The invasive northern snakehead is one of the most underrated fish in North America. Field & Stream

Many anglers have a primary focus when it comes to the fish we target. Some of us even narrow it down to the kind of fishing we do for a particular species, whether it’s throwing topwaters for bass or trolling for salmon. But North America has more than 800 species of freshwater fish, so inherently we are missing out by being too selective. You shouldn’t be. There’s too much to learn and too much fun to be had by chasing a variety of fish species.

Plus, during this hot, dry summer you might not be able to responsibly fish for your favorite species (like trout or muskies) if the water temperatures are too high. The fish species that are commonly overlooked and underrated often fall into the “rough fish” category, meaning anglers don’t find them desirable for sport or table fare. But more and more, these species are starting to be recognized as game fish.

I have fished across the U.S., and found that there are three species that anglers don’t target enough, but should. They are unique opportunities that most fishermen don’t consider, which is good news for you, because these fish are still unpressured. That means your chances are much better to hook into one. While every other boat is going after walleyes, muskie, and bass, you should be keying in on these fish.

1. Northern Snakehead

This non-native fish is often confused with the bowfin, but they aren’t related. Snakehead are an invasive species that were first observed in North America in the late 1990s or early 2000s. Aside from their unique markings, these fish also have the ability to breathe air. Snakehead are challenging because of were they live and their elusiveness. They take refuge in ultra-shallow, stagnant waters and prefer heavy vegetation. However, they are known to have an aggressive nature when they feed, offering anglers exciting strikes and an intense battle. 

A good place to fish for them is the Potomac River in Virginia. You target them as you would a bass—fishing frogs, chatterbaits, and flukes around lily pads and heavy vegetation, in the backs of creeks and shallow bays off the main channel.

In addition to the fight, snakehead are excellent tablefare, if you’re brave enough to try them.

2. Alligator Gar

Alligator gar are the largest species of gar and can weigh more than 250 pounds. For many years, these fish were considered “trash fish” and federal and state authorities set out to eradicate them. However, they soon realized that alligator gar were an important part of the ecosystem. They are currently monitored and even stocked in some areas.

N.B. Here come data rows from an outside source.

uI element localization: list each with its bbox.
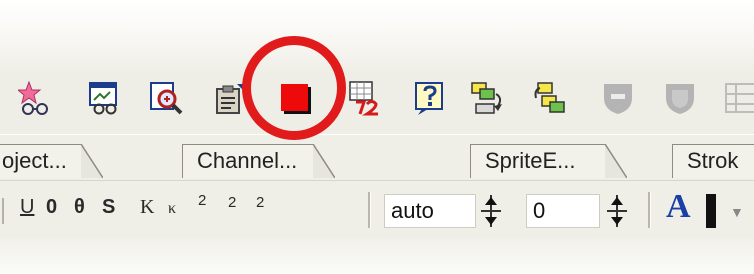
format-bar-grip xyxy=(2,198,12,224)
spacing-field[interactable]: 0 xyxy=(526,194,600,228)
window-bottom-area xyxy=(0,238,754,274)
panel-tabs-bar xyxy=(0,134,754,181)
chevron-down-icon[interactable]: ▼ xyxy=(730,204,744,220)
tab-channel[interactable]: Channel... xyxy=(182,144,314,178)
shield-gray-2-icon[interactable] xyxy=(662,80,698,116)
super-sub-button[interactable]: 2 xyxy=(228,194,236,211)
tab-object-edge xyxy=(81,144,103,178)
tab-stroke-label: Strok xyxy=(687,148,739,173)
find-zoom-icon[interactable] xyxy=(148,80,184,116)
tab-stroke[interactable]: Strok xyxy=(672,144,754,178)
font-button[interactable]: A xyxy=(666,188,691,226)
tab-object[interactable]: oject... xyxy=(0,144,82,178)
highlight-circle xyxy=(242,36,346,140)
small-kerning-button[interactable]: κ xyxy=(168,200,176,218)
format-separator-2 xyxy=(648,192,651,228)
shield-gray-icon[interactable] xyxy=(600,80,636,116)
cast-members-icon[interactable] xyxy=(18,80,54,116)
copy-sprites-icon[interactable] xyxy=(470,80,506,116)
window-top-area xyxy=(0,0,754,72)
text-color-swatch[interactable] xyxy=(706,194,716,228)
grid-icon[interactable] xyxy=(724,80,754,116)
tab-sprite-editor[interactable]: SpriteE... xyxy=(470,144,606,178)
underline-button[interactable]: U xyxy=(20,196,34,219)
size-stepper[interactable] xyxy=(480,193,502,229)
tab-sprite-editor-edge xyxy=(605,144,627,178)
superscript-button[interactable]: 2 xyxy=(198,192,206,209)
outline-style-button[interactable]: 0 xyxy=(46,196,57,219)
format-separator-1 xyxy=(368,192,371,228)
help-question-icon[interactable] xyxy=(412,80,448,116)
kerning-button[interactable]: K xyxy=(140,196,154,219)
frame-number-icon[interactable] xyxy=(348,80,384,116)
size-field-value: auto xyxy=(391,198,434,223)
preview-window-icon[interactable] xyxy=(86,80,122,116)
spacing-stepper[interactable] xyxy=(606,193,628,229)
shadow-style-button[interactable]: S xyxy=(102,196,115,219)
tab-channel-label: Channel... xyxy=(197,148,298,173)
theta-style-button[interactable]: θ xyxy=(74,196,85,219)
size-field[interactable]: auto xyxy=(384,194,476,228)
tab-object-label: oject... xyxy=(2,148,67,173)
tab-channel-edge xyxy=(313,144,335,178)
tab-sprite-editor-label: SpriteE... xyxy=(485,148,576,173)
subscript-button[interactable]: 2 xyxy=(256,194,264,211)
paste-sprites-icon[interactable] xyxy=(532,80,568,116)
spacing-field-value: 0 xyxy=(533,198,546,223)
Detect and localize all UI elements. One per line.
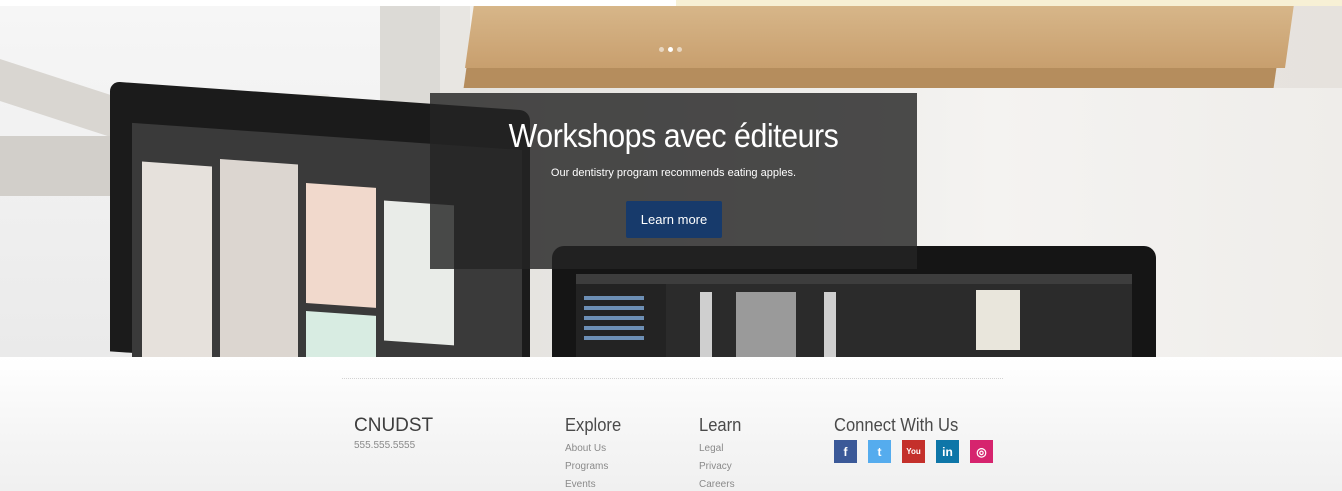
screen-tile <box>142 161 212 357</box>
screen-strip <box>700 292 712 357</box>
hero-carousel: Workshops avec éditeurs Our dentistry pr… <box>0 6 1342 357</box>
connect-heading: Connect With Us <box>834 415 959 435</box>
footer-link-programs[interactable]: Programs <box>565 461 608 472</box>
hero-background-shelf-edge <box>463 68 1277 88</box>
screen-side-panel <box>576 284 666 357</box>
screen-tile <box>306 183 376 308</box>
carousel-indicators <box>659 47 682 52</box>
carousel-caption: Workshops avec éditeurs Our dentistry pr… <box>430 93 917 269</box>
screen-tile <box>306 311 376 357</box>
footer-link-privacy[interactable]: Privacy <box>699 461 732 472</box>
footer-link-events[interactable]: Events <box>565 479 596 490</box>
screen-toolbar <box>576 274 1132 284</box>
caption-title: Workshops avec éditeurs <box>508 117 839 154</box>
screen-strip <box>736 292 796 357</box>
footer-link-careers[interactable]: Careers <box>699 479 735 490</box>
carousel-dot-2[interactable] <box>668 47 673 52</box>
site-footer: CNUDST 555.555.5555 Explore About Us Pro… <box>0 357 1342 491</box>
learn-heading: Learn <box>699 415 742 435</box>
footer-divider <box>342 378 1003 379</box>
linkedin-icon[interactable]: in <box>936 440 959 463</box>
footer-link-about-us[interactable]: About Us <box>565 443 606 454</box>
youtube-icon[interactable]: You <box>902 440 925 463</box>
screen-strip <box>824 292 836 357</box>
caption-subtitle: Our dentistry program recommends eating … <box>550 167 797 179</box>
learn-more-button[interactable]: Learn more <box>626 201 722 238</box>
carousel-dot-3[interactable] <box>677 47 682 52</box>
monitor-right-screen <box>576 274 1132 357</box>
screen-document <box>976 290 1020 350</box>
twitter-icon[interactable]: t <box>868 440 891 463</box>
instagram-icon[interactable]: ◎ <box>970 440 993 463</box>
footer-brand: CNUDST <box>354 415 434 436</box>
carousel-dot-1[interactable] <box>659 47 664 52</box>
screen-tile <box>220 159 298 357</box>
explore-heading: Explore <box>565 415 622 435</box>
facebook-icon[interactable]: f <box>834 440 857 463</box>
hero-background-shelf <box>465 6 1294 68</box>
footer-phone: 555.555.5555 <box>354 440 416 451</box>
footer-link-legal[interactable]: Legal <box>699 443 723 454</box>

Alligator gar are common in many freshwater lakes, ponds, and rivers, but they can also survive in saltwater. To catch them, anglers can take strips of dead bait, preferably carp, and tie on a 9/0 J hook or treble hook.  Keep in mind that the challenge is penetrating the gar’s mouth, which is very bony.  A powerful hookset is key to increasing your chances of successfully landing one of these fish. Try to gauge the direction in which the fish is swimming to ensure you get a good hookset and don’t pull the bait out of its mouth.  

Look to the the Trinity River in Texas as a good destination to try and land a trophy alligator gar.

Read Next: How to Safely Summer Bass Without Killing Them

3. Common Carp

Carp get a bad rap, particularly due to the infestation of invasive asian carp that are overrunning rivers in the Midwest and elsewhere. But common carp are spirited fighters that were brought to the U.S. by Europeans as a food source.  

There are mixed feelings about whether common carp are detrimental to their ecosystems if gone unmanaged. Despite these worries, they have a loyal following in Europe, and have even gained traction in the U.S. with fly fishermen. 

Though they can be caught conventionally with corn or “dough ball,” I would recommend picking up a fly rod and a small carp tease fly and heading to your local public lake to tango with one of these big bottom-feeders.